A generative adversarial network (GAN) is a powerful approach to machine learning (ML). At a high level, a GAN is simply two neural networks that feed into each other. One produces increasingly accurate data while the other gradually improves its ability to classify such data.
In this blog we'll dive a bit deeper into how this mechanism works, where you might use it, and the potential ramifications of using a GAN in the real world.
A GAN in a Nutshell
The first neural network in a GAN is called the generator. It starts with random input1, and repeatedly generates data that approaches the quality of real-world data. It does this by sending its output to another neural network, the discriminator, which gradually improves its ability to classify that output from training data, and feeds its output (classification) back to the generator. From an implementation standpoint, the generator and discriminator have their own loss functions, where the loss function of the discriminator contains the loss function of the generator. The output (classification) is included in the loss functions, where the generator gets its weights updated through back propagation during training.

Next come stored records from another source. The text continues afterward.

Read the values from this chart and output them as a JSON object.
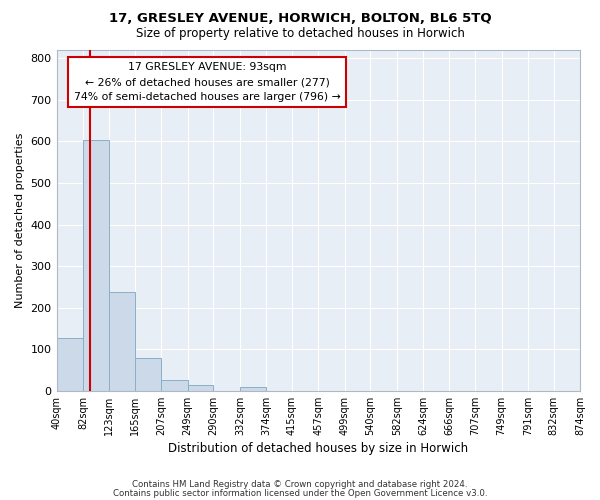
{
  "title1": "17, GRESLEY AVENUE, HORWICH, BOLTON, BL6 5TQ",
  "title2": "Size of property relative to detached houses in Horwich",
  "xlabel": "Distribution of detached houses by size in Horwich",
  "ylabel": "Number of detached properties",
  "bins": [
    "40sqm",
    "82sqm",
    "123sqm",
    "165sqm",
    "207sqm",
    "249sqm",
    "290sqm",
    "332sqm",
    "374sqm",
    "415sqm",
    "457sqm",
    "499sqm",
    "540sqm",
    "582sqm",
    "624sqm",
    "666sqm",
    "707sqm",
    "749sqm",
    "791sqm",
    "832sqm",
    "874sqm"
  ],
  "bar_values": [
    128,
    603,
    238,
    80,
    25,
    13,
    0,
    9,
    0,
    0,
    0,
    0,
    0,
    0,
    0,
    0,
    0,
    0,
    0,
    0
  ],
  "bar_color": "#ccd9e8",
  "bar_edge_color": "#8aafc8",
  "vline_x": 93,
  "vline_color": "#cc0000",
  "annotation_line1": "17 GRESLEY AVENUE: 93sqm",
  "annotation_line2": "← 26% of detached houses are smaller (277)",
  "annotation_line3": "74% of semi-detached houses are larger (796) →",
  "annotation_box_facecolor": "#ffffff",
  "annotation_box_edgecolor": "#cc0000",
  "ylim": [
    0,
    820
  ],
  "yticks": [
    0,
    100,
    200,
    300,
    400,
    500,
    600,
    700,
    800
  ],
  "bin_edges": [
    40,
    82,
    123,
    165,
    207,
    249,
    290,
    332,
    374,
    415,
    457,
    499,
    540,
    582,
    624,
    666,
    707,
    749,
    791,
    832,
    874
  ],
  "footer1": "Contains HM Land Registry data © Crown copyright and database right 2024.",
  "footer2": "Contains public sector information licensed under the Open Government Licence v3.0.",
  "plot_bg_color": "#e8eef5",
  "fig_bg_color": "#ffffff"
}
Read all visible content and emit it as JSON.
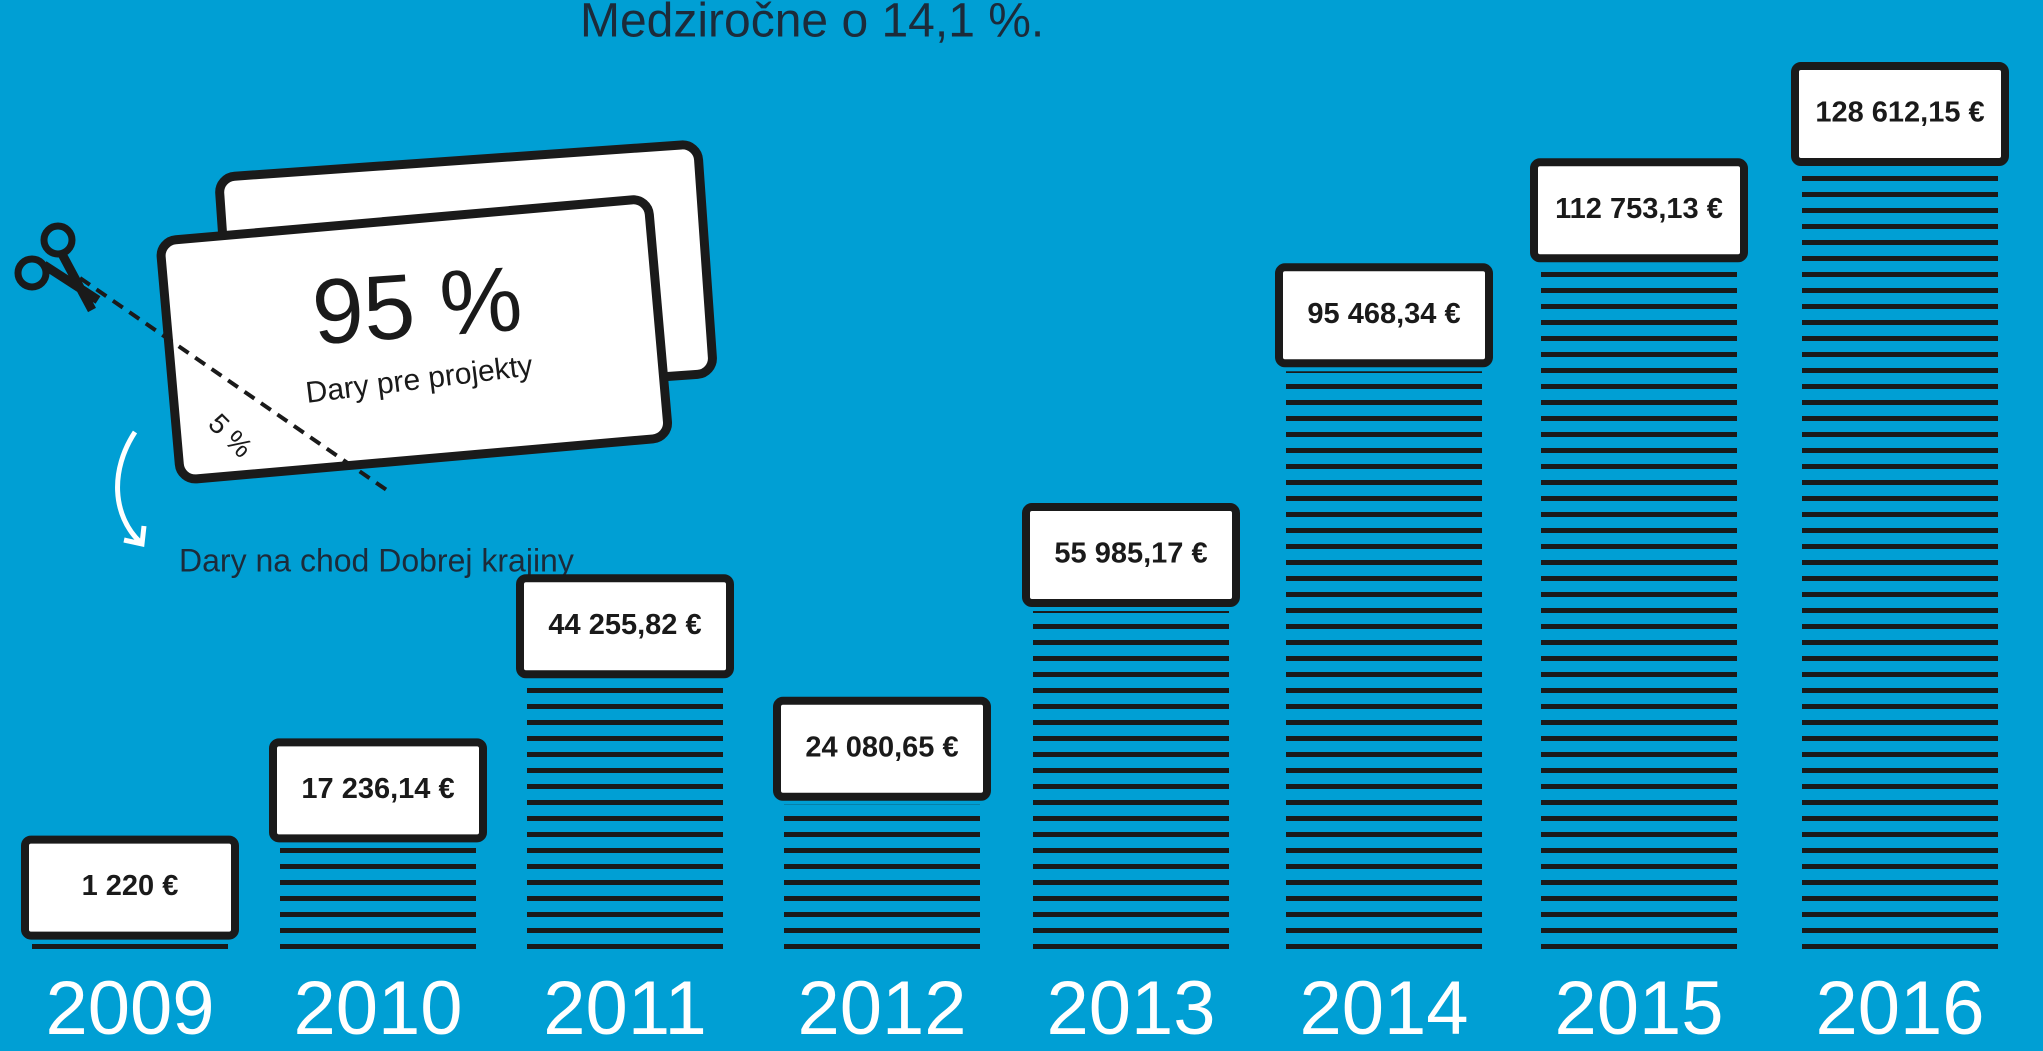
{
  "chart_data": {
    "type": "bar",
    "title": "Medziročne o 14,1 %.",
    "categories": [
      "2009",
      "2010",
      "2011",
      "2012",
      "2013",
      "2014",
      "2015",
      "2016"
    ],
    "values": [
      1220,
      17236.14,
      44255.82,
      24080.65,
      55985.17,
      95468.34,
      112753.13,
      128612.15
    ],
    "value_labels": [
      "1 220 €",
      "17 236,14 €",
      "44 255,82 €",
      "24 080,65 €",
      "55 985,17 €",
      "95 468,34 €",
      "112 753,13 €",
      "128 612,15 €"
    ],
    "color": "#1a1a1a",
    "annotations": [
      {
        "text": "95 %"
      },
      {
        "text": "Dary pre projekty"
      },
      {
        "text": "5 %"
      },
      {
        "text": "Dary na chod Dobrej krajiny"
      }
    ]
  }
}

This design is illustrated in the following flow chart:
The adversarial aspect of a GAN is that the discriminator's results may be fed back into itself for self improvement, and/or back into the generator to improve the generator's output. In this sense, the ability for the generator to improve its output, somewhat competes with the discriminator's ability to classify data as training progresses. Moreover, the automatic training of a generative model (i.e., the generator) by the discriminator, means the GAN effectively turns an otherwise unsupervised ML process into an automated, supervised ML process.
To support such functionality, the generator is commonly built using an inverse convolutional neural network (sometimes called a deconvolutional network), because of that neural network's ability to generate data (e.g., upsampling feature maps to create new images). The discriminator is often built using a regular CNN because of its ability to break data (e.g., images) down into feature maps, and to ultimately classify data (e.g., to determine if an image is real or fabricated). Note that GANs can also be built using other types of neural network layers.
At the end of the training process, an ML practitioner might use the fully-trained generator, discriminator, or both components for inference, depending on what real-world problem they are trying to solve.
The "Hello World" of GANs
In the context of GANs, a good "hello world"2 project can be created around the MNIST dataset, a library of images with handwritten digits ranging from 0 through 9. Users who are learning neural networks for the first time, often use this dataset as input, to tackle the problem of classifying the digits represented in those images.
Thus this problem can be further extended as a starting point for learning about GANs. Here, the goal is to gradually generate new images of handwritten digits which approach or even match the quality and style of those in the MNIST dataset, while also increasing the ability to classify whether a given image was generated by the GAN or is in fact a real-world image. The GAN for such a problem would look as follows:
The generator is seeded with random noise (data) and generates an image of a handwritten digit. At this point the output is probably pretty bad since the random noise likely doesn't reflect a handwritten digit very well. This output is then fed to the discriminator along with images from the MNIST dataset (the training data). The discriminator in this example is binomial, classifying a given image from the generator as a real-world image or fake (generated) image.
The generator's output, along with the discriminator's classification, are then recursively fed back into the generator to repeat the process and hopefully improve both generator's next output. At this point the discriminator may also feed its output back into itself, along with more training data, to further improve its ability to classify images.
Training a GAN can take a long time, on the order of a few hours to even days, depending on the data, compute resources available, and the level of accuracy that the ML practitioner is trying to achieve. An idealized case is to train until the discriminator incorrectly classifies the image around 50% of the time, at which point, ML practitioners often assume that the generator is outputting plausible data. However, ML practitioners may train to different levels of accuracy depending on their needs.
Uses and Ethics
The power of GANs opens up a whole world of possibilities. GANs can be used for a wide variety of image processing tasks such as translating photos taken in the summer to look like they were taken in the winter, or similarly from day to night. They can also generate photorealistic photos of objects, scenes, and people that many of us would mistake as real. GANs can be used for similar translations in audio, and are also being used to help identify different types of cyber threats.
If you're starting to become a bit spooked by the possibilities you're not alone. Since data generated by GANS can be indistinguishable from real-world data, you don't have to ponder much to realize the potential implications of this. Thus it's important that GANs be put to good use, in ways that benefit society.
GANs are a powerful and clever way to harness the power of neural networks. By simultaneously training one neural network to create increasingly plausible data, while the other increases its ability to classify such data, ML practitioners can potentially build solutions which perform feats that seem like magic.
In the near future we will be releasing a new version of our PerceptiLabs visual modeling tool that includes built-in support for GANs. So keep an eye out for this announcement, and as always, check out our community resources for more information.
1 Input to a generator is often called the latent space.
2 A hello world project is the name given to your first project in a given framework or development environment (e.g., programming language) to prove that you can build and run it.